Malta is doing well, housing prices still stagnate as the banks dont' loan much, ever, so credit ramifications don't mirror other countries, like Spain.

And Barcelona, like Berlin, did well to put their past where it might live best.

I think many would agree no one will suffer like the UK and the US, riding so high, and now, like Iceland, it's hittin hard, very.

My US consulting company, small though it is, got hit hard at Microsoft and I'm hearing from techie consultants I hadn't talked to for years saying 'please, find me a job in Seattle'...well, as I sit here in Paris, working with my contacts in Seattle, I'm tryin...

But I take exception to your comment about banking in Spain. We bank in Austria, Malta and Paris, with the few quid we have left and I doubt anyone in Europe would place Spain above, or rather, anywhere near Austria in banking competence.

Spain is similar to Italy and Malta in the family hanging out dept, yes, get that.

Nice to read you are so grateful to play host in that country. Bully and bravo for you.

Anonymous said...

I live in one of the early colonies {of Spain}. It is much the same here, but the health system is not so great. Like yourself, David, I expect the location to be a good place to ride out the next down decade. Additionally we have an all year growing season here and the Atlantic and the Caribbean to fish in. We've never had much employment anyway, so the alternative economy is highly developed here. We are, in essence, already collapse experienced. It's the norm.

David Seaton's Newslinks said...

Bailey.
Austria?
There are no Austrian banks that can compare in size and profitability with the Santander or BBVA or even Popular.

Anonymous said...

I was referring to 'competence', not size.

Popular is an association of banks, not just one.
And yes, Santander is the 2nd or 3rd largest in Europe, but that wasn't what I said, was it.

It's like the Swiss, they are small but manage 70% of the world's wealth and assets for a reason, they're simply more competent.

Hope you're not getting defensive about Spain in general...I often sense their resentment..Italy has exported their culture so much more successfully but it's not as if the olive oil is that much better in Italy or is it....; )

Anonymous said...

I believe I was talking about competence rather than size.

Popular is an association of banks and Santandar is the 2nd or 3rd largest in Europe.
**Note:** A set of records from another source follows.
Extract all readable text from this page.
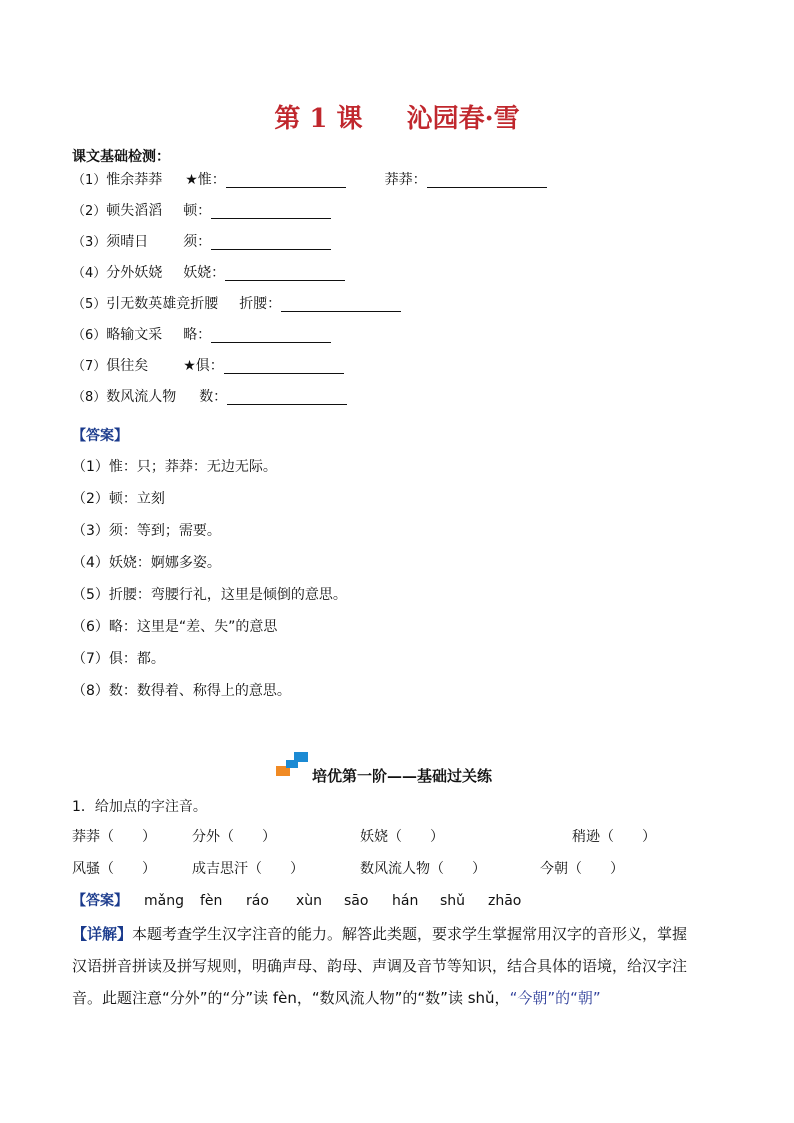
第 1 课 沁园春·雪
课文基础检测：
（1）惟余莽莽 ★惟：	莽莽：
（2）顿失滔滔 顿：
（3）须晴日 须：
（4）分外妖娆 妖娆：
（5）引无数英雄竞折腰 折腰：
（6）略输文采 略：
（7）俱往矣 ★俱：
（8）数风流人物 数：
【答案】
（1）惟：只；莽莽：无边无际。
（2）顿：立刻
（3）须：等到；需要。
（4）妖娆：婀娜多姿。
（5）折腰：弯腰行礼，这里是倾倒的意思。
（6）略：这里是“差、失”的意思
（7）俱：都。
（8）数：数得着、称得上的意思。
培优第一阶——基础过关练
1．给加点的字注音。
莽莽（　　）	分外（　　）	妖娆（　　）	稍逊（　　）
风骚（　　）	成吉思汗（　　）	数风流人物（　　）	今朝（　　）
【答案】 mǎng fèn ráo xùn sāo hán shǔ zhāo
【详解】本题考查学生汉字注音的能力。解答此类题，要求学生掌握常用汉字的音形义，掌握
汉语拼音拼读及拼写规则，明确声母、韵母、声调及音节等知识，结合具体的语境，给汉字注
音。此题注意“分外”的“分”读 fèn，“数风流人物”的“数”读 shǔ，“今朝”的“朝”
It's like the Swiss, they manage 70% of the world's wealth for a reason; they're competent, but certainly not the largest.

David Seaton's Newslinks said...

When we talk about banks as components of a major economy, I think we mean their social function, not just their opaqueness in protecting tax-evasion. Spanish banking is retail banking and they are totally competent at taking care of people's, savings and supplying credit to families and business.
BTW: Banco Popular is run by the Opus Dei

Anonymous said...

We banked at the Popular @ their Riva del Garda branch. I didn't know about Opus Dei, not sure of the relevance but we're not going to rely upon the cliche that the Italians are 'so corrupt'...no, no, no, not with what I've seen front row center, mio marito owned a public company in the States. Now THAT was unethical behavior...we've not started over, privately, sensibly.

You have every right to defend Spanish banking, I'm sure it's great, although I think the tax evasion comment unnecessary. If I had any money I'd put it in an Austrian or Swiss bank only because I've had to set up shop in many countries and find them the most competent. Not because I wish to evade taxes.

That's why you have Austrian banking theories, but then, that's as unnecessary as my Spain/Italy comparison, isn't it, which you can delete, David, svp, as I was having problems posting last nite due to getting thrown offline...hence the newly written post without the 'snarky' comparison.



Olé!

David Seaton's Newslinks said...

Bailey,
No problemo.
All the best!

Marcy said...

Your post reminds me of my family history during The Great Depression; when times got tough family members went home to the farm in Massachusetts. Not many family farms to go home to now of course, one of the many ways we've sacrificed quality of life for a higher so-called standard of living?

Anonymous said...

Marcy, it isn't too late to start a new family farm. But choose a warm place. It is so much easier there.